Half of UK financial services staff want shift to flexible working

04 November 2020 Consultancy.uk 4 min. read

More than one-quarter of finance workers want to work from home full time once Covid-19 passes, while one-in-ten are looking to relocate following the pandemic. While different generations within the workforce have historically held contrasting views on ways of working, the preference for more flexibility is consistent across age groups, suggesting the pandemic has already initiated a profound cultural shift.

A number of recent studies have shown that attitudes to remote working have changed drastically over the course of 2020. When the first lockdown wound down, 37% of people polled said they expected to work from home more than before. This may be a result of having become aware that the majority of their responsibilities were not contingent on sitting in the office – but it is also likely that many workers in that poll were wary of rushing back to work and exposing themselves to a dreaded second wave of Covid-19.

Further polling revealed that 60% of staff expected a return to regular work by the end of summer, but were feeling uncomfortable about it. Around 45% of respondents, meanwhile, said they were most concerned about bringing Covid-19 into their home. With no vaccine in sight to shield workers from the pandemic, and the number of daily new cases in Britain already rising swiftly in September, a sizeable portion of the labour market clearly felt it was being pushed back to work for the state of the economy, while a significant health risk remained.

Half of UK financial services staff want shift to flexible working

As the infection rate of the UK continues to boom, having hovered consistently at 20,000 new cases a day toward the end of October, those fears have surely been proven to be right. With the UK Government finally announcing plans for a second (albeit more lenient) lockdown, the shift in attitudes regarding home working are likely to become even further entrenched. According to a new study presented by KPMG and the Financial Services Skills Commission, this shift in norms is already particularly pronounced in the UK’s financial sector.

Polling conducted by intelligence firm Savanta – which surveyed 1,510 members of the UK workforce, including 632 employees working within financial services – shows one-in-two workers now want to continue to work from home for at least part of the week. Over the course of the UK’s first lockdown, the financial sector was able to successfully transition to a remote working model, with 78% of financial services workers surveyed saying they have worked effectively from home. As a result, more people now seem to regard a five-day week in the office as an unnecessary risk – not to mention a waste of time and resources.

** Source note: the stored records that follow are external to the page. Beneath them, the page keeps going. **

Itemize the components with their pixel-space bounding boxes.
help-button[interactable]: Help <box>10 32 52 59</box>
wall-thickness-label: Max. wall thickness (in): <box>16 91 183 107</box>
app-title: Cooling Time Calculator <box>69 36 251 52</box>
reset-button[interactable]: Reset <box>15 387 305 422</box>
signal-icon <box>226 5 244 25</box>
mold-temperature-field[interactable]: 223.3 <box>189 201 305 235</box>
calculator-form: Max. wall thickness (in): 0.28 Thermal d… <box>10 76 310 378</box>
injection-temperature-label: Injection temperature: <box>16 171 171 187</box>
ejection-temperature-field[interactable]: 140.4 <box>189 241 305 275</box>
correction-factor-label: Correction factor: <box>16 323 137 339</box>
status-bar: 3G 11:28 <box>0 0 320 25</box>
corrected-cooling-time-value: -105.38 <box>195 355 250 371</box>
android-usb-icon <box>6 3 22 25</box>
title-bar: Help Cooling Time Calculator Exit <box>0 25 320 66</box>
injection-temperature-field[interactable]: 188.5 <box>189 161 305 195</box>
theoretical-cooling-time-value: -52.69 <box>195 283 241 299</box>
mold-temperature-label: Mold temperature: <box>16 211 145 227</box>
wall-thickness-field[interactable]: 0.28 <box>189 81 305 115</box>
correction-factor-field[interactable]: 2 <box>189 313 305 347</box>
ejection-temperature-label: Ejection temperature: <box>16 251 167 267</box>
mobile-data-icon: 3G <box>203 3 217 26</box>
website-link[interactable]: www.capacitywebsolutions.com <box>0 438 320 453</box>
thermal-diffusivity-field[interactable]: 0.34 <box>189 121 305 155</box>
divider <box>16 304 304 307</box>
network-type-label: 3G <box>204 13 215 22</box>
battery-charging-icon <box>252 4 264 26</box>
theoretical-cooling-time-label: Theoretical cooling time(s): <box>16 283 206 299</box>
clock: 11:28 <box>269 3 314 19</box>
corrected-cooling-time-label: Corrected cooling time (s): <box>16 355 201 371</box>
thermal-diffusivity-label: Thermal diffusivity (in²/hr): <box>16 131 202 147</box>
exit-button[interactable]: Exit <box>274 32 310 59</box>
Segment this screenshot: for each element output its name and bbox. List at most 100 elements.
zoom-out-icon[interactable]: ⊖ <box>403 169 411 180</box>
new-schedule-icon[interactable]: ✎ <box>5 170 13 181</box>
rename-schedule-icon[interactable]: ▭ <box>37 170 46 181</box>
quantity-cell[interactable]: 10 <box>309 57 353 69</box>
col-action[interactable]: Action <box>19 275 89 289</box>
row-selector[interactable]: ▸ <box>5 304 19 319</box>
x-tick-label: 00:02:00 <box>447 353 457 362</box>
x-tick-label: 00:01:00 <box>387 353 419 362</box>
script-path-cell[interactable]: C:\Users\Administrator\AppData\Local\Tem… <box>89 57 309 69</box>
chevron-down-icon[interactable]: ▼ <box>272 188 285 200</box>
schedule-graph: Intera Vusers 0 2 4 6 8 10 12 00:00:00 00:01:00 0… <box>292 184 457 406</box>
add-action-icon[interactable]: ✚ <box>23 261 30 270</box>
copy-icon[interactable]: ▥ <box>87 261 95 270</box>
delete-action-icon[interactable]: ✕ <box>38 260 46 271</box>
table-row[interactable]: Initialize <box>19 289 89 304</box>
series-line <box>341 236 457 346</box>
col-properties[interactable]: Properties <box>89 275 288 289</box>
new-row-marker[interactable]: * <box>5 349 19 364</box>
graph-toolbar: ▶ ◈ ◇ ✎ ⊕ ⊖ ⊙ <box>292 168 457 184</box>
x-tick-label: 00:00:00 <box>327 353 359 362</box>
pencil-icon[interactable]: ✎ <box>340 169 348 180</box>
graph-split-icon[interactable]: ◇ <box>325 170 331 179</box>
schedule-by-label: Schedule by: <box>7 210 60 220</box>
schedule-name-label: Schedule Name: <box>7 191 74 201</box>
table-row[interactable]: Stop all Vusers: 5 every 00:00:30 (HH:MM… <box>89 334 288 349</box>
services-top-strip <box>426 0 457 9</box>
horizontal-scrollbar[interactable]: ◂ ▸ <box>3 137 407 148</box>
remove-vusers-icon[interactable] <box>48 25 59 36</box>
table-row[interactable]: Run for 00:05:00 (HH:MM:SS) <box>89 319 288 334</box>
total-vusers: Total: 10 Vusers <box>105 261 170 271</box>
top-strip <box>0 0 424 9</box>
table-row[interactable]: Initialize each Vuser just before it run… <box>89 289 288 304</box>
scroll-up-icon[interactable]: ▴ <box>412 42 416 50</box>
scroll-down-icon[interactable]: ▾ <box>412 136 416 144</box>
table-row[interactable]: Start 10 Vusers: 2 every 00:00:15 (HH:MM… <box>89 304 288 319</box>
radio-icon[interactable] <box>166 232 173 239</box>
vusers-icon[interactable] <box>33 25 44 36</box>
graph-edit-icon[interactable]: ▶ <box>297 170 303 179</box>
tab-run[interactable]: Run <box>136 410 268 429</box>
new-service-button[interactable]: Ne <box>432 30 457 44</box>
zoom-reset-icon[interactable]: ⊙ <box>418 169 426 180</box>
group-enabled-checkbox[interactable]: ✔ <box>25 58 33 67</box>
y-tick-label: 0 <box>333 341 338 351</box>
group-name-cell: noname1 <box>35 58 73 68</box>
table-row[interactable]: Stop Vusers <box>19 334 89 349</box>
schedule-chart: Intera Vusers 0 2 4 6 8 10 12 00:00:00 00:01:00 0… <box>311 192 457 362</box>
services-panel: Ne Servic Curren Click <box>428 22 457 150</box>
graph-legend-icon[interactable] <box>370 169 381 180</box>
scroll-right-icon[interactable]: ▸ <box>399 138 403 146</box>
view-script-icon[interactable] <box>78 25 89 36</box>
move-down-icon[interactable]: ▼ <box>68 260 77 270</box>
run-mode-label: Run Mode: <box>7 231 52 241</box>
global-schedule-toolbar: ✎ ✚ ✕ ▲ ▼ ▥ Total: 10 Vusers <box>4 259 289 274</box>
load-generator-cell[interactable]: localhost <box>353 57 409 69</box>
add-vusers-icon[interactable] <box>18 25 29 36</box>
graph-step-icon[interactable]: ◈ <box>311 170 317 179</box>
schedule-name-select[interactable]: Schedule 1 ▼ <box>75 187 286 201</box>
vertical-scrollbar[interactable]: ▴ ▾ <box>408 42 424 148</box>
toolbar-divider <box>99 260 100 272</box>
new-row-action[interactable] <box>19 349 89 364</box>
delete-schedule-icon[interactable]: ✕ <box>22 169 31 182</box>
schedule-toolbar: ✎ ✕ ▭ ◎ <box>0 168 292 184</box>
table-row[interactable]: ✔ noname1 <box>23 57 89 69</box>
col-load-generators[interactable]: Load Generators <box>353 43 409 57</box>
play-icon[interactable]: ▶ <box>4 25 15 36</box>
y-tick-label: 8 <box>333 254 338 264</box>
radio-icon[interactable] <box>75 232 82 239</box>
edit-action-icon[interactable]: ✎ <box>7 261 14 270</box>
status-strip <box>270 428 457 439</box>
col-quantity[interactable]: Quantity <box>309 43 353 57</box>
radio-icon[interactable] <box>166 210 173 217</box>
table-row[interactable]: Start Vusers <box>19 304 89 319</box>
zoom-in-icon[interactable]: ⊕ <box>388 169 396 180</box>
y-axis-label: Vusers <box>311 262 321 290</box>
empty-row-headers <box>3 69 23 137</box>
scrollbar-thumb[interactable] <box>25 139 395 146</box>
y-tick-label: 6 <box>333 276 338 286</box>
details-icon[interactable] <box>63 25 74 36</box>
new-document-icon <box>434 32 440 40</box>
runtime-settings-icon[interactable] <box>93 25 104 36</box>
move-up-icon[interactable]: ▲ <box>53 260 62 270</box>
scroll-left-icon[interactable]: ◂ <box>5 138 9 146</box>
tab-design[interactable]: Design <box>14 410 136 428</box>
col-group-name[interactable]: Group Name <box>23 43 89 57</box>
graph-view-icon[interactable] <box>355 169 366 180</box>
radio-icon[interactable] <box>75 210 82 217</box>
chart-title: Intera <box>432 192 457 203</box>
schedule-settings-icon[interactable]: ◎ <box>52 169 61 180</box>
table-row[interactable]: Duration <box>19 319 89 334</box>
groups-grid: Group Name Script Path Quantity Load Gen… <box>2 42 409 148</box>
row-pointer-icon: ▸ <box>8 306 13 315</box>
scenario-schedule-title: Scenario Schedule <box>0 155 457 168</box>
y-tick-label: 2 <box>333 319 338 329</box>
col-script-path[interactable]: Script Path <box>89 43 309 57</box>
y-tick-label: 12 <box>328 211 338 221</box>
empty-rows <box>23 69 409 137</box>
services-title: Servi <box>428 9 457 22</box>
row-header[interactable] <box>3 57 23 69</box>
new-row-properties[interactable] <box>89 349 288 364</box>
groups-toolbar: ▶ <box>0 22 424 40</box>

Mel Newton, Head of Financial Services People Consulting at KPMG UK, commented, “Covid-19 has created a global shift in ways of working. With much of the workforce scattered across a variety of home-offices, kitchen tables, and spare bedrooms, this has presented both difficulty and, in some cases, welcome flexibility… [However], it is important to note that only half of the workforce want to continue working this way, and that clear division is important.”

According to Newton, the research also shows that “flexibility is more than just allowing people to work from home on the occasional Friday,” and rather what the future workforce wants is “personal choice.” For 26% of respondents, for example, the new ways of working adopted during lockdown have been so positive that they are keen to work from home full-time. Some are considering even more significant changes, with 13% looking for a change of location, be that home or office, after the pandemic. As a result, Newton warned employers that they will only “make the best of their talent if they employ them more thoughtfully.”

Illustrating this, KPMG and the Financial Services Skills Commission state that 53% of financial services workers aged 31-45 are most driven to work more flexibly, while 28% of workers under 30 keen to extend this even further to working from home permanently. However, while many research pieces find that different generations within the workforce hold contrasting views on ways of working, the preference for at least some flexibility is consistent across all age groups.

In order to facilitate any such change, however, employers will also need to help their workforce improve their digital and practical skillsets. Around 30% of respondents told researchers they need more digital expertise, while only a quarter have been offered digital training by their employers – and 21% said they are relying on different management and leadership skills while working remotely, yet only 17% have been offered training on it.

Claire Tunley, CEO at Financial Services Skills Commission, remarked, “The last few months has brought the skills challenges facing the UK financial services sector into greater focus. As we have experienced a huge leap forwards in digitisation and remote working, the need to upskill our employees in digital and technological expertise is more important than ever. Increased investment in our employees’ future skills, alongside a sophisticated remote and flexible working offer, will help the UK financial services firms address the skills crisis the sector has been facing, attract talent, and position it for a successful future.”